CELEBRATING THE OUTDOORS

Photographs by Bob Rozycki

Mark Mariani has always been impressed with the European garden center tradition of blending trees and shrubs with a dining and shopping experience. So when Winkler’s Nursery in Armonk was looking to sell seven years ago, Mariani knew just what to do.

The result is Mariani Gardens, which has for the last four years been named one of the top 25 garden centers in the United States by Garden Center Magazine.

It’s easy to understand why. The center offers a sleek mix of plants, shrubs, trees, fashion and home decor in a 17,000-square-foot gray wood, stone and glass building minutes from Interstate 684. The roughly 4 and one-half acre complex includes a storage building and a handsome gray clapboard office building whose gray-green granite interior, complete with a watch-your-step-or-you’ll-be-in-the-drink pool, is haute moderne.

The garden center itself contains two 3,500-square-foot climate-controlled greenhouses. Outdoors, you’ll find an array of herbs, hanging plants, topiaries, fruit trees and glazed planters to put them in. Nature is the song that runs through Mariani Gardens and vice president Sam Walsh is one of its maestros.
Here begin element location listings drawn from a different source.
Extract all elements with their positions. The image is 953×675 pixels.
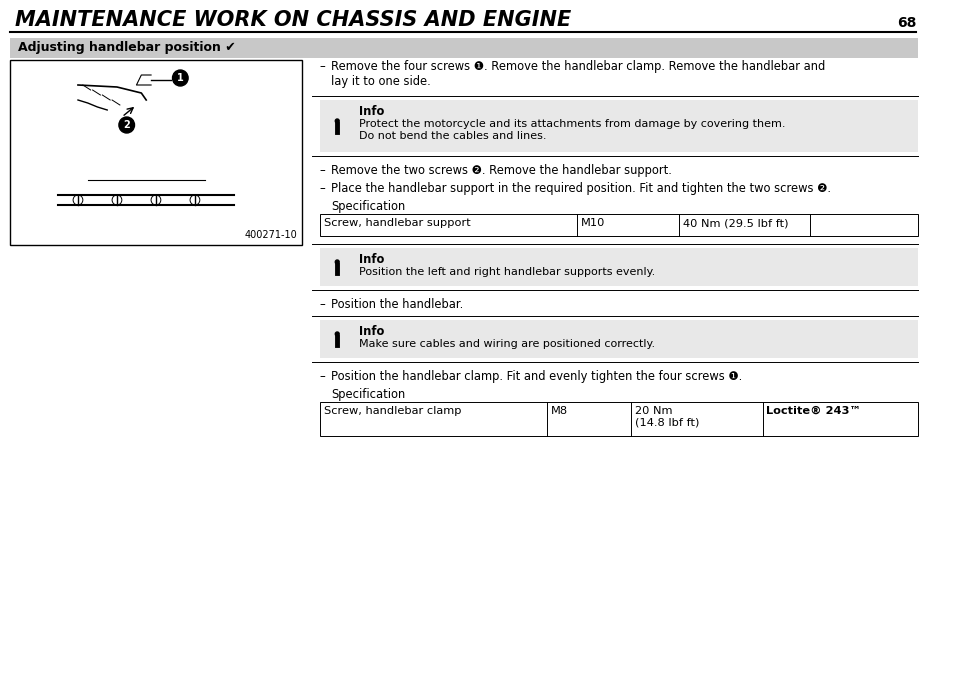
- Text: Protect the motorcycle and its attachments from damage by covering them.
Do not : Protect the motorcycle and its attachmen…: [358, 119, 784, 140]
- Bar: [319, 214, 917, 236]
- Text: Info: Info: [358, 105, 384, 118]
- Bar: [319, 100, 917, 152]
- Circle shape: [190, 195, 199, 205]
- Text: M8: M8: [551, 406, 568, 416]
- Text: 20 Nm
(14.8 lbf ft): 20 Nm (14.8 lbf ft): [634, 406, 699, 427]
- Text: Position the handlebar clamp. Fit and evenly tighten the four screws ❶.: Position the handlebar clamp. Fit and ev…: [331, 370, 741, 383]
- Circle shape: [73, 195, 83, 205]
- Circle shape: [151, 195, 161, 205]
- Text: Remove the two screws ❷. Remove the handlebar support.: Remove the two screws ❷. Remove the hand…: [331, 164, 672, 177]
- Text: Remove the four screws ❶. Remove the handlebar clamp. Remove the handlebar and
l: Remove the four screws ❶. Remove the han…: [331, 60, 824, 88]
- Text: 1: 1: [176, 73, 184, 83]
- Bar: [10, 60, 302, 245]
- Text: Position the left and right handlebar supports evenly.: Position the left and right handlebar su…: [358, 267, 655, 277]
- Text: 400271-10: 400271-10: [244, 230, 297, 240]
- Circle shape: [335, 332, 339, 336]
- Circle shape: [112, 195, 122, 205]
- Circle shape: [335, 260, 339, 264]
- Text: Screw, handlebar clamp: Screw, handlebar clamp: [323, 406, 460, 416]
- Text: M10: M10: [580, 218, 604, 228]
- Text: Make sure cables and wiring are positioned correctly.: Make sure cables and wiring are position…: [358, 339, 654, 349]
- Text: Info: Info: [358, 253, 384, 266]
- Text: –: –: [319, 60, 325, 73]
- Text: Position the handlebar.: Position the handlebar.: [331, 298, 463, 311]
- Bar: [10, 38, 917, 58]
- Text: –: –: [319, 164, 325, 177]
- Text: 2: 2: [123, 120, 130, 130]
- Bar: [319, 402, 917, 436]
- Text: 40 Nm (29.5 lbf ft): 40 Nm (29.5 lbf ft): [682, 218, 787, 228]
- Text: Info: Info: [358, 325, 384, 338]
- Text: 68: 68: [896, 16, 915, 30]
- Text: Adjusting handlebar position ✔: Adjusting handlebar position ✔: [17, 41, 235, 55]
- Text: –: –: [319, 298, 325, 311]
- Text: –: –: [319, 370, 325, 383]
- Circle shape: [335, 119, 339, 123]
- Text: Place the handlebar support in the required position. Fit and tighten the two sc: Place the handlebar support in the requi…: [331, 182, 830, 195]
- Circle shape: [119, 117, 134, 133]
- Text: –: –: [319, 182, 325, 195]
- Circle shape: [172, 70, 188, 86]
- Text: Specification: Specification: [331, 200, 405, 213]
- Bar: [319, 320, 917, 358]
- Text: Specification: Specification: [331, 388, 405, 401]
- Bar: [319, 248, 917, 286]
- Text: MAINTENANCE WORK ON CHASSIS AND ENGINE: MAINTENANCE WORK ON CHASSIS AND ENGINE: [14, 10, 570, 30]
- Text: Screw, handlebar support: Screw, handlebar support: [323, 218, 470, 228]
- Text: Loctite® 243™: Loctite® 243™: [765, 406, 861, 416]
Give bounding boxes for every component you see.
“It’s no different than being an art or car collector,” he says.

Walsh spends his winters traveling from Oregon to Florida to find the best, most unusual trees and shrubs, based on tips from private owners, collectors and nurseries. There is a small “digging window” in early spring to uproot and transport the finds. Then it’s time to sell them at Mariani.

Walsh points to two gorgeous 37-foot fastigiated (tapered) copper beeches – each worth $32,500 – that are on their way to a home in Greenwich. A 50-year-old spreading copper beech from Virginia retails for $47,000. It is the most expensive offering at the center, though Walsh says there are plantings that go for as little as $3.

Mariani is a full-service installation and landscaping operation, although it does not do maintenance. Deer-proof boxwoods are the most popular purchases for the garden. But the big trend this year is flowering fruit trees – apple, peach, plum, nectarine and yes, even citrus, though the last should be brought indoors for the winter.

“Ten years ago, it was swimming pools,” Walsh says. “Five years ago, tennis courts. And now it’s orchards. The satisfaction clients get being able to pick fruit off trees right by their pools is amazing.”

The trend also mirrors the personal taste of Mariani himself, whose Greenwich home has strawberries, blueberries, figs and even olives, Walsh says.

Inside-outside, the trend is modern seating that marries the house proper to the landscape.

“It’s all about the comfort,” says sales associate Erika Petrilak, pointing to the resin-infused wicker Brown Jordan Tangier Collection in beige with splashes of yellow, which retails for around $6,000. On a sparkling spring day, some visitors admire such furnishings while others take a break in the Mariani Café, which serves zesty soups, salads, sandwiches and breakfast all day. (The turkey and brie Panini is a Walsh favorite and we concur.)

Not that he and the staff of 40 have any time for leisurely lunch or lounging. In spring, the workday begins at 6:30 a.m. and goes on “as long as it possibly can,” Walsh says with a laugh. Is it any wonder that the entire complex was built in 72 days in the winter of 2007? The place opened April 27 of that year.

“That’s how Mark does things,” Walsh says of his boss, who started in landscaping and excavation 30 years ago when he was just 17.

Recently, Mariani Gardens formed a partnership with Spruce Home and Garden to run the retail portion of the garden center. (Spruce also has locations in Westport, New Milford and West Hartford.) The more unusual items in Spruce at Mariani Gardens include a life-size teak root horse sculpture ($4,950); a pale blue stone garden table with four stools ($980); antique green iron mermaid garden ornaments ($63 each); a butterfly ball hanging ($48); faux moth orchid stems ($35 each) and an elegant black-and-white owl print tote ($18).

Among the available sumptuous coffee table books published by Assouline, one title is particularly telling. It’s “The Well-Lived Life” by former House & Garden editor-in-chief Dominique Browning.

The title crystallizes the Mariani experience.